Now, I am not criticizing the press campaign, as there was a good amount of press (brought to you mainly by press agent Jim Byk, who I believe I've said here is one of my three favorite sources for musical theater history information). But, when you have a star-less Neil Simon play, target marketing is essential. It gives people who read a sort of positive review, extra incentive to go see the show. That $25 off flyer means something to people going to the JCC in Rockland County. These aren't people who know they can go to Broadwaybox to get a discount code. These are people who want to see the colorful flyer--they want it where they go to the gym or to play cards or they want to get it in the mail. The review or the David Cromer feature in The Jewish Week might not get them to call for tickets, but something targeted to them might just do it.
Do I think a better marketing campaign would have made Brighton Beach a hit? No, I am just listing factors that I think would have helped get us at least to Broadway Bound. And what of Broadway Bound? I have to say, I feel like I've seen Brighton Beach Memoirs 100 times (which cannot possibly be true), but I was excited to see Broadway Bound, which I am much less familiar with. Am I similar to the majority of audience goers? Probably not, so I am not saying Broadway Bound standing alone would have been a hit. But I do think, as stated above, the whole roll-out concept caused confusion. I also think it actually dampened excitement rather than heightened it.
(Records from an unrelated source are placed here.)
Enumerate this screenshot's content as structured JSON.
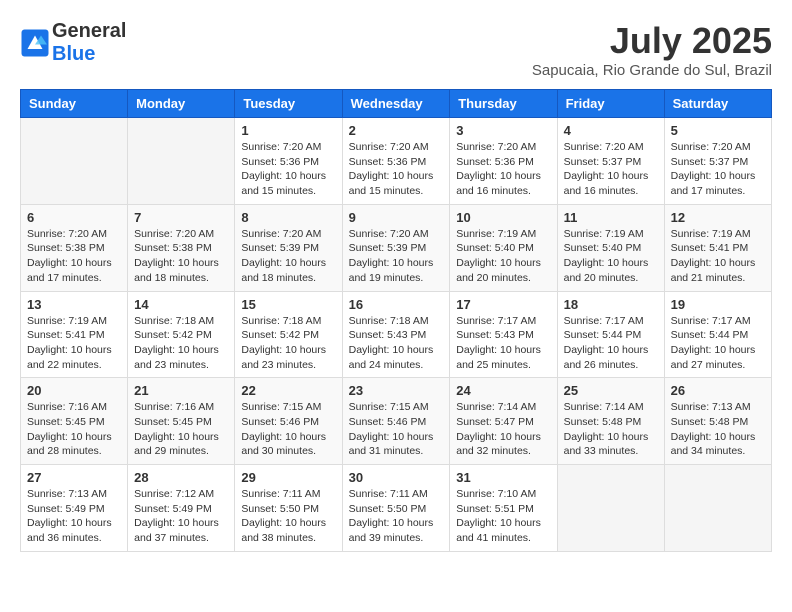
{
  "header": {
    "logo_line1": "General",
    "logo_line2": "Blue",
    "month": "July 2025",
    "location": "Sapucaia, Rio Grande do Sul, Brazil"
  },
  "days_of_week": [
    "Sunday",
    "Monday",
    "Tuesday",
    "Wednesday",
    "Thursday",
    "Friday",
    "Saturday"
  ],
  "weeks": [
    [
      {
        "day": "",
        "info": ""
      },
      {
        "day": "",
        "info": ""
      },
      {
        "day": "1",
        "info": "Sunrise: 7:20 AM\nSunset: 5:36 PM\nDaylight: 10 hours and 15 minutes."
      },
      {
        "day": "2",
        "info": "Sunrise: 7:20 AM\nSunset: 5:36 PM\nDaylight: 10 hours and 15 minutes."
      },
      {
        "day": "3",
        "info": "Sunrise: 7:20 AM\nSunset: 5:36 PM\nDaylight: 10 hours and 16 minutes."
      },
      {
        "day": "4",
        "info": "Sunrise: 7:20 AM\nSunset: 5:37 PM\nDaylight: 10 hours and 16 minutes."
      },
      {
        "day": "5",
        "info": "Sunrise: 7:20 AM\nSunset: 5:37 PM\nDaylight: 10 hours and 17 minutes."
      }
    ],
    [
      {
        "day": "6",
        "info": "Sunrise: 7:20 AM\nSunset: 5:38 PM\nDaylight: 10 hours and 17 minutes."
      },
      {
        "day": "7",
        "info": "Sunrise: 7:20 AM\nSunset: 5:38 PM\nDaylight: 10 hours and 18 minutes."
      },
      {
        "day": "8",
        "info": "Sunrise: 7:20 AM\nSunset: 5:39 PM\nDaylight: 10 hours and 18 minutes."
      },
      {
        "day": "9",
        "info": "Sunrise: 7:20 AM\nSunset: 5:39 PM\nDaylight: 10 hours and 19 minutes."
      },
      {
        "day": "10",
        "info": "Sunrise: 7:19 AM\nSunset: 5:40 PM\nDaylight: 10 hours and 20 minutes."
      },
      {
        "day": "11",
        "info": "Sunrise: 7:19 AM\nSunset: 5:40 PM\nDaylight: 10 hours and 20 minutes."
      },
      {
        "day": "12",
        "info": "Sunrise: 7:19 AM\nSunset: 5:41 PM\nDaylight: 10 hours and 21 minutes."
      }
    ],
    [
      {
        "day": "13",
        "info": "Sunrise: 7:19 AM\nSunset: 5:41 PM\nDaylight: 10 hours and 22 minutes."
      },
      {
        "day": "14",
        "info": "Sunrise: 7:18 AM\nSunset: 5:42 PM\nDaylight: 10 hours and 23 minutes."
      },
      {
        "day": "15",
        "info": "Sunrise: 7:18 AM\nSunset: 5:42 PM\nDaylight: 10 hours and 23 minutes."
      },
      {
        "day": "16",
        "info": "Sunrise: 7:18 AM\nSunset: 5:43 PM\nDaylight: 10 hours and 24 minutes."
      },
      {
        "day": "17",
        "info": "Sunrise: 7:17 AM\nSunset: 5:43 PM\nDaylight: 10 hours and 25 minutes."
      },
      {
        "day": "18",
        "info": "Sunrise: 7:17 AM\nSunset: 5:44 PM\nDaylight: 10 hours and 26 minutes."
      },
      {
        "day": "19",
        "info": "Sunrise: 7:17 AM\nSunset: 5:44 PM\nDaylight: 10 hours and 27 minutes."
      }
    ],
    [
      {
        "day": "20",
        "info": "Sunrise: 7:16 AM\nSunset: 5:45 PM\nDaylight: 10 hours and 28 minutes."
      },
      {
        "day": "21",
        "info": "Sunrise: 7:16 AM\nSunset: 5:45 PM\nDaylight: 10 hours and 29 minutes."
      },
      {
        "day": "22",
        "info": "Sunrise: 7:15 AM\nSunset: 5:46 PM\nDaylight: 10 hours and 30 minutes."
      },
      {
        "day": "23",
        "info": "Sunrise: 7:15 AM\nSunset: 5:46 PM\nDaylight: 10 hours and 31 minutes."
      },
      {
        "day": "24",
        "info": "Sunrise: 7:14 AM\nSunset: 5:47 PM\nDaylight: 10 hours and 32 minutes."
      },
      {
        "day": "25",
        "info": "Sunrise: 7:14 AM\nSunset: 5:48 PM\nDaylight: 10 hours and 33 minutes."
      },
      {
        "day": "26",
        "info": "Sunrise: 7:13 AM\nSunset: 5:48 PM\nDaylight: 10 hours and 34 minutes."
      }
    ],
    [
      {
        "day": "27",
        "info": "Sunrise: 7:13 AM\nSunset: 5:49 PM\nDaylight: 10 hours and 36 minutes."
      },
      {
        "day": "28",
        "info": "Sunrise: 7:12 AM\nSunset: 5:49 PM\nDaylight: 10 hours and 37 minutes."
      },
      {
        "day": "29",
        "info": "Sunrise: 7:11 AM\nSunset: 5:50 PM\nDaylight: 10 hours and 38 minutes."
      },
      {
        "day": "30",
        "info": "Sunrise: 7:11 AM\nSunset: 5:50 PM\nDaylight: 10 hours and 39 minutes."
      },
      {
        "day": "31",
        "info": "Sunrise: 7:10 AM\nSunset: 5:51 PM\nDaylight: 10 hours and 41 minutes."
      },
      {
        "day": "",
        "info": ""
      },
      {
        "day": "",
        "info": ""
      }
    ]
  ]
}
Case in point: my friend's parents wanted to see one of the Neil Simon plays, but they were waiting for the Broadway Bound reviews to get excited enough to buy a ticket for one. They knew in this time of economic uncertainty, they could only go see one of the shows and so they were just sitting back and waiting. I mean, let's face it, The Neil Simon Plays are not like the Coast of Utopia trilogy. In the case of Coast, you had a long gap and a subscription base and you also had a fascination element: people who saw one Coast of Utopia entry and loved it felt it necessary to see the others. This was not the case with Brighton Beach and Broadway Bound, even though they are two plays featuring the same family and are in that way more tightly connected than the three Coasts, they have different titles and seem to stand alone. After all, they were not written to be all done at once. Love of one might mean you would be more likely to buy tickets to the others, but there wouldn't be a compelling need. We all know what happens in them.
Would stars of helped? Yes, of course. Would more street marketing have helped? Yup. Would it have helped if the production was amazing? Uh, huh. And what else? Tons. Many things went wrong to lead to the failure of Brighton Beach Memoirs, not the least of which was a poor choice of venue that I think made the play seem even smaller than it was meant to be. Because of these numerous factors, it is unfair to imply that today's modern audiences simply don't want to see a Neil Simon play.